SELF: Is there anything in particular you’d enjoy doing?
INNER CHILD: I don’t care.
INNER CHILD: Whatever you want to do.
Attain breakthrough by having fun together smashing acorn with big rock. Cost: $3K.
4. Attend 10-day silent meditation retreat. Focus on breath. Focus on sound of people coming into the hall late. Focus on how loud they are but then focus on the people sighing loudly as if to chastise latecomers. Focus on how much better you are for not being uptight like those jerks who police everybody. Feel warm surge of contentedness. Take joy in one’s goodness. Get teary with compassion for those poor uptight bastards bound to their wheels of suffering. Feel somewhat dynamite about the fact that you, you, have detached from your ego and understood that the self is impermanent. Fidget as you realize you will have to wait three more days before you can post about this on Facebook. Cost: $700 (sliding scale).
3. Become dismayed at spoiled couch-potato offspring. Suggest kid play outside. After third time saying it, shout kid’s name. When kid looks up innocently from iPhone, debate whether to pack child off to Outward Bound or NOLS. Instead choose small boutique outfit that promotes “life-awareness skills” by having your child dropped into wilderness with nothing but an EpiPen and a trowel.
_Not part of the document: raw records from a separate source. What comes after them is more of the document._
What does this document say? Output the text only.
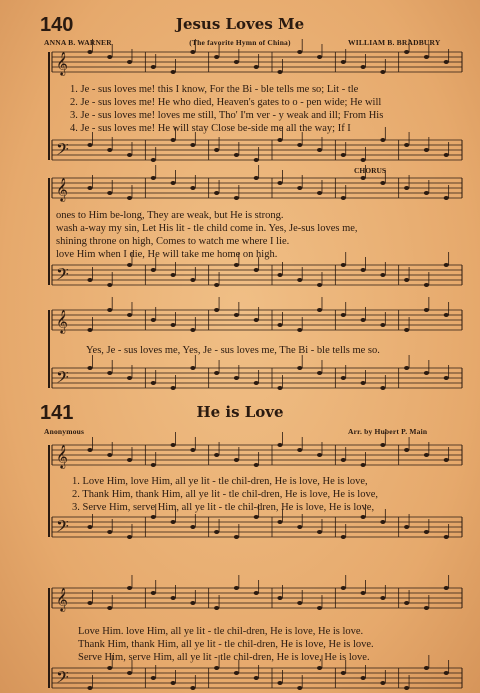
𝄞
𝄢
𝄞
𝄢
𝄞
𝄢
𝄞
𝄢
𝄞
𝄢
140	Jesus Loves Me
ANNA B. WARNER	(The favorite Hymn of China)	WILLIAM B. BRADBURY
1. Je - sus loves me! this I know, For the Bi - ble tells me so; Lit - tle
2. Je - sus loves me! He who died, Heaven's gates to o - pen wide; He will
3. Je - sus loves me! loves me still, Tho' I'm ver - y weak and ill; From His
4. Je - sus loves me! He will stay Close be-side me all the way; If I
CHORUS
ones to Him be-long, They are weak, but He is strong.
wash a-way my sin, Let His lit - tle child come in. Yes, Je-sus loves me,
shining throne on high, Comes to watch me where I lie.
love Him when I die, He will take me home on high.
Yes, Je - sus loves me, Yes, Je - sus loves me, The Bi - ble tells me so.
141	He is Love
Anonymous	Arr. by Hubert P. Main
1. Love Him, love Him, all ye lit - tle chil-dren, He is love, He is love,
2. Thank Him, thank Him, all ye lit - tle chil-dren, He is love, He is love,
3. Serve Him, serve Him, all ye lit - tle chil-dren, He is love, He is love,
Love Him. love Him, all ye lit - tle chil-dren, He is love, He is love.
Thank Him, thank Him, all ye lit - tle chil-dren, He is love, He is love.
Serve Him, serve Him, all ye lit - tle chil-dren, He is love, He is love.
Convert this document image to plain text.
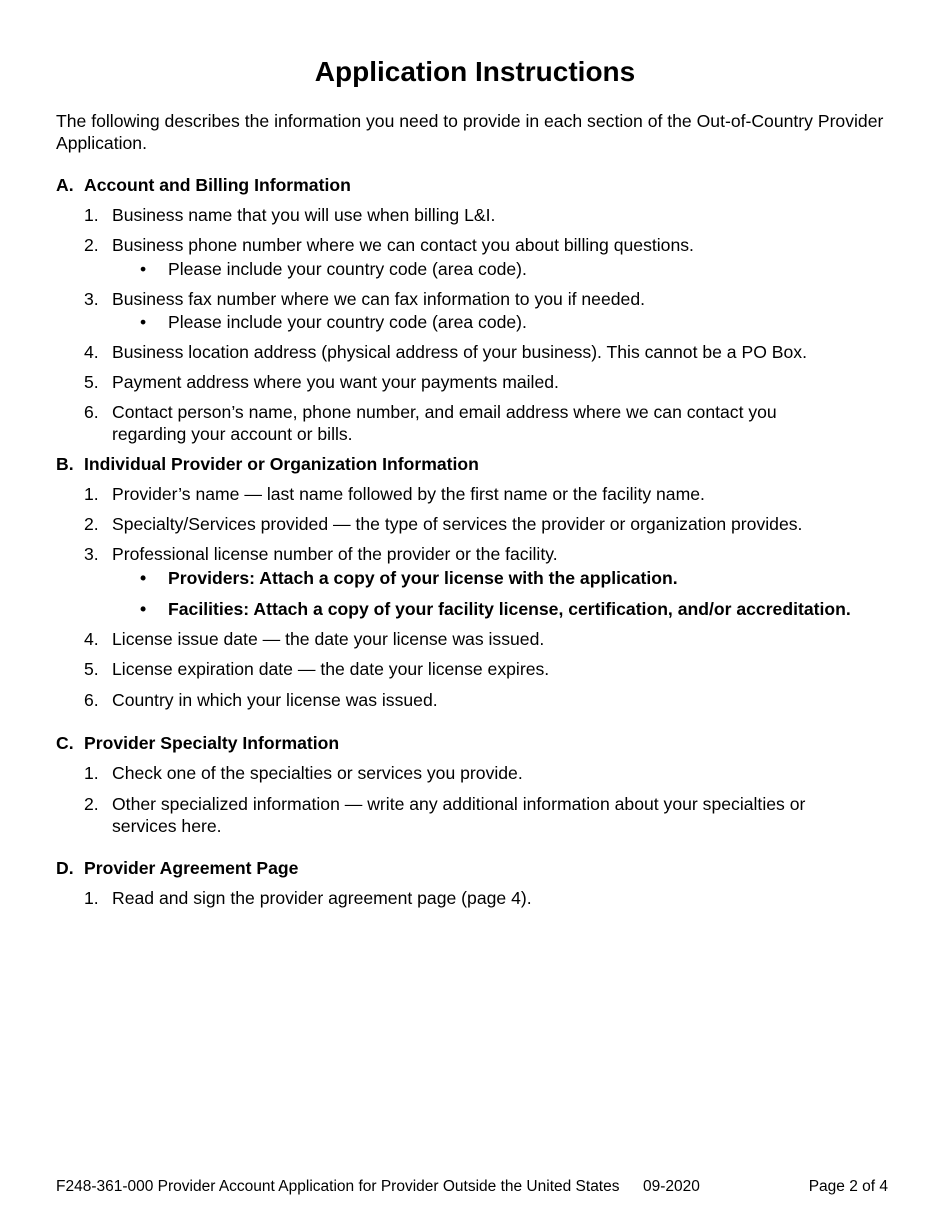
Application Instructions

The following describes the information you need to provide in each section of the Out-of-Country Provider Application.

A. Account and Billing Information
1. Business name that you will use when billing L&I.
2. Business phone number where we can contact you about billing questions.
• Please include your country code (area code).
3. Business fax number where we can fax information to you if needed.
• Please include your country code (area code).
4. Business location address (physical address of your business). This cannot be a PO Box.
5. Payment address where you want your payments mailed.
6. Contact person’s name, phone number, and email address where we can contact you regarding your account or bills.
B. Individual Provider or Organization Information
1. Provider’s name — last name followed by the first name or the facility name.
2. Specialty/Services provided — the type of services the provider or organization provides.
3. Professional license number of the provider or the facility.
• Providers: Attach a copy of your license with the application.
• Facilities: Attach a copy of your facility license, certification, and/or accreditation.
4. License issue date — the date your license was issued.
5. License expiration date — the date your license expires.
6. Country in which your license was issued.
C. Provider Specialty Information
1. Check one of the specialties or services you provide.
2. Other specialized information — write any additional information about your specialties or services here.
D. Provider Agreement Page
1. Read and sign the provider agreement page (page 4).
F248-361-000 Provider Account Application for Provider Outside the United States 09-2020	Page 2 of 4
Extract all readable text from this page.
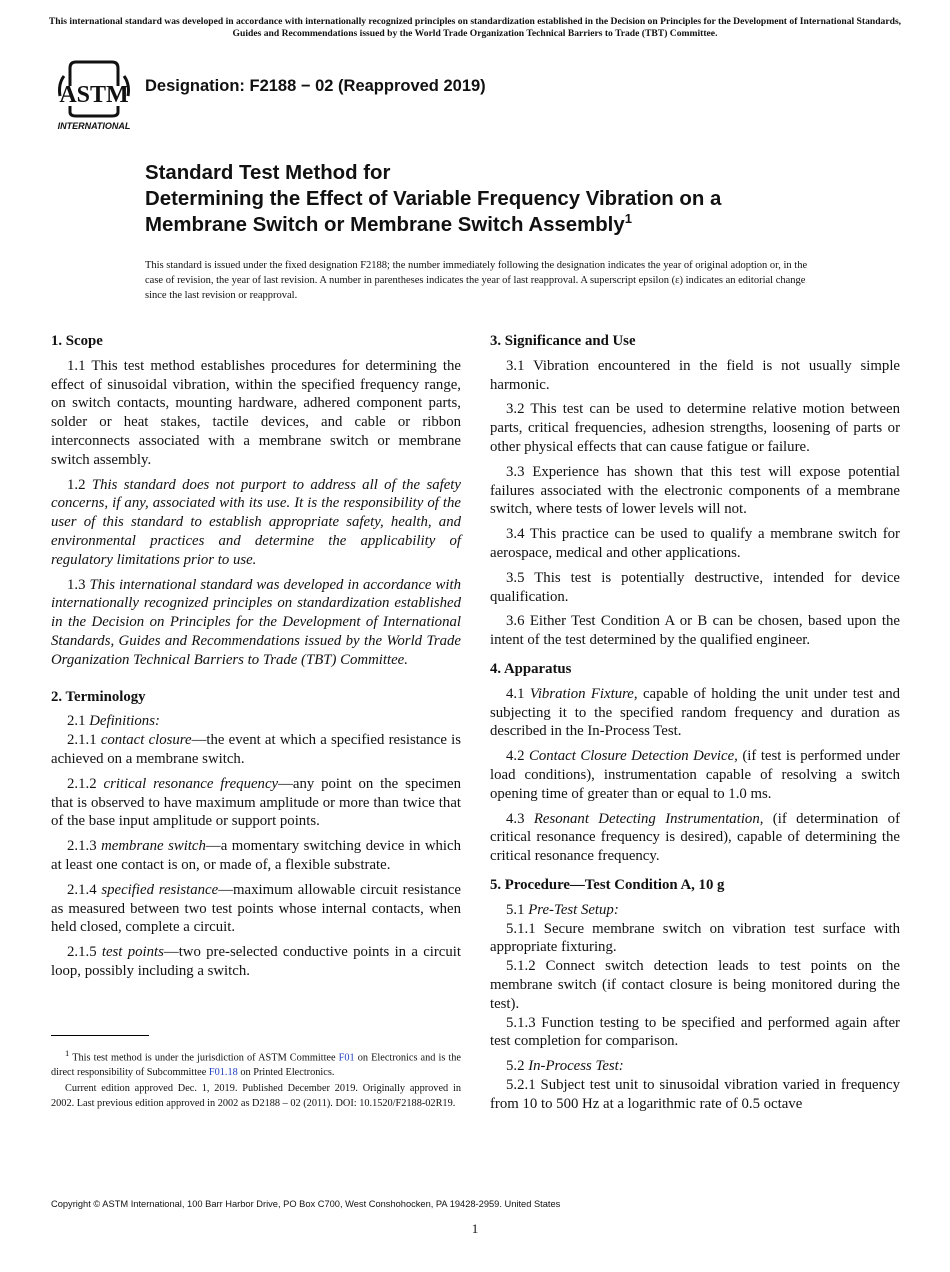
This international standard was developed in accordance with internationally recognized principles on standardization established in the Decision on Principles for the Development of International Standards, Guides and Recommendations issued by the World Trade Organization Technical Barriers to Trade (TBT) Committee.
ASTM
INTERNATIONAL
Designation: F2188 − 02 (Reapproved 2019)
Standard Test Method for
Determining the Effect of Variable Frequency Vibration on a
Membrane Switch or Membrane Switch Assembly$^1$
This standard is issued under the fixed designation F2188; the number immediately following the designation indicates the year of original adoption or, in the case of revision, the year of last revision. A number in parentheses indicates the year of last reapproval. A superscript epsilon (ε) indicates an editorial change since the last revision or reapproval.
1. Scope

1.1 This test method establishes procedures for determining the effect of sinusoidal vibration, within the specified frequency range, on switch contacts, mounting hardware, adhered component parts, solder or heat stakes, tactile devices, and cable or ribbon interconnects associated with a membrane switch or membrane switch assembly.

1.2 This standard does not purport to address all of the safety concerns, if any, associated with its use. It is the responsibility of the user of this standard to establish appropriate safety, health, and environmental practices and determine the applicability of regulatory limitations prior to use.

1.3 This international standard was developed in accordance with internationally recognized principles on standardization established in the Decision on Principles for the Development of International Standards, Guides and Recommendations issued by the World Trade Organization Technical Barriers to Trade (TBT) Committee.

2. Terminology

2.1 Definitions:

2.1.1 contact closure—the event at which a specified resistance is achieved on a membrane switch.

2.1.2 critical resonance frequency—any point on the specimen that is observed to have maximum amplitude or more than twice that of the base input amplitude or support points.

2.1.3 membrane switch—a momentary switching device in which at least one contact is on, or made of, a flexible substrate.

2.1.4 specified resistance—maximum allowable circuit resistance as measured between two test points whose internal contacts, when held closed, complete a circuit.

2.1.5 test points—two pre-selected conductive points in a circuit loop, possibly including a switch.

3. Significance and Use

3.1 Vibration encountered in the field is not usually simple harmonic.

3.2 This test can be used to determine relative motion between parts, critical frequencies, adhesion strengths, loosening of parts or other physical effects that can cause fatigue or failure.

3.3 Experience has shown that this test will expose potential failures associated with the electronic components of a membrane switch, where tests of lower levels will not.

3.4 This practice can be used to qualify a membrane switch for aerospace, medical and other applications.

3.5 This test is potentially destructive, intended for device qualification.

3.6 Either Test Condition A or B can be chosen, based upon the intent of the test determined by the qualified engineer.

4. Apparatus

4.1 Vibration Fixture, capable of holding the unit under test and subjecting it to the specified random frequency and duration as described in the In-Process Test.

4.2 Contact Closure Detection Device, (if test is performed under load conditions), instrumentation capable of resolving a switch opening time of greater than or equal to 1.0 ms.

4.3 Resonant Detecting Instrumentation, (if determination of critical resonance frequency is desired), capable of determining the critical resonance frequency.

5. Procedure—Test Condition A, 10 g

5.1 Pre-Test Setup:

5.1.1 Secure membrane switch on vibration test surface with appropriate fixturing.

5.1.2 Connect switch detection leads to test points on the membrane switch (if contact closure is being monitored during the test).

5.1.3 Function testing to be specified and performed again after test completion for comparison.

5.2 In-Process Test:

5.2.1 Subject test unit to sinusoidal vibration varied in frequency from 10 to 500 Hz at a logarithmic rate of 0.5 octave

$^1$ This test method is under the jurisdiction of ASTM Committee F01 on Electronics and is the direct responsibility of Subcommittee F01.18 on Printed Electronics.

Current edition approved Dec. 1, 2019. Published December 2019. Originally approved in 2002. Last previous edition approved in 2002 as D2188 – 02 (2011). DOI: 10.1520/F2188-02R19.

Copyright © ASTM International, 100 Barr Harbor Drive, PO Box C700, West Conshohocken, PA 19428-2959. United States
1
Cost: $6K.
2. When offspring returns looking sinewy, bright-eyed and disconcerted by interior spaces, decide to climb Mt. Everest. Ascend by being carried to the summit in Sherpa’s arms like a baby. Cost: $85K.
1. In your drug-addled late 20s go regularly to steam rooms and saunas to sweat out toxins and improve future highs. Discover juicing, then, once, get a colonic. Injure latent problem area. Experience pain so bad it feels like someone is pouring lemon juice in a paper cut, in there. See charismatic proctologist, a big man with a resonant deep voice like Robert Barone fromEverybody Loves Raymond. Explain that you’ve had problem for 10 years and have treated it with Preparation H but it hasn’t really worked. Explain how sometimes on long car trips it gets so bad you sit facing backwards with your head on the glove box and your legs on the headrest. Before continuing with your story, shift uncomfortably in chair, not because you need a writing cliché to indicate transition but because it really hurts down there. Tell him about the colonic. Listen as he clears his throat and says,
“I’m going to ask you to take a look at something for me.”
Watch his graceful, Vanna White arm gesture toward an antique wall cabinet.
“Go on, take a look.”
Limp to cabinet and peer through glass at giant speculum with hand crank, stainless steel tongs big enough to lift ostrich eggs out of boiling water, and cracked rubber bulbs that you guess were for sucking god knows what out of god knows where. Hear him speak kindly to you, as if you were a small child.
“I call this my cabinet of curiosities.”
Spot something that looks disturbingly like a pulley. Spot familiar object, turn to him and ask,
“Is that a winch?”
Watch as he closes his eyes and nods sagely. Spot, oh god, stirrups. Hear his soothing voice intone, almost naively,
“I like to look at these objects. They calm me.”
Admit maybe he didn’t say that last part, the part about being calmed. Listen as he tells you these devices were used by quack doctors in the 19th century. Finally, hear him, in the kindest possible way, lecture you about how the colonic microflora know what they’re doing. Schedule surgery. When the anesthesiologist squeezes your hand to wake you, experience brief moment ofanattā, pure consciousness without self. Fall in love with anesthesiologist. Cost: $200 (after insurance).
1 All prices are close to what it actually costs to do these treatments and programs.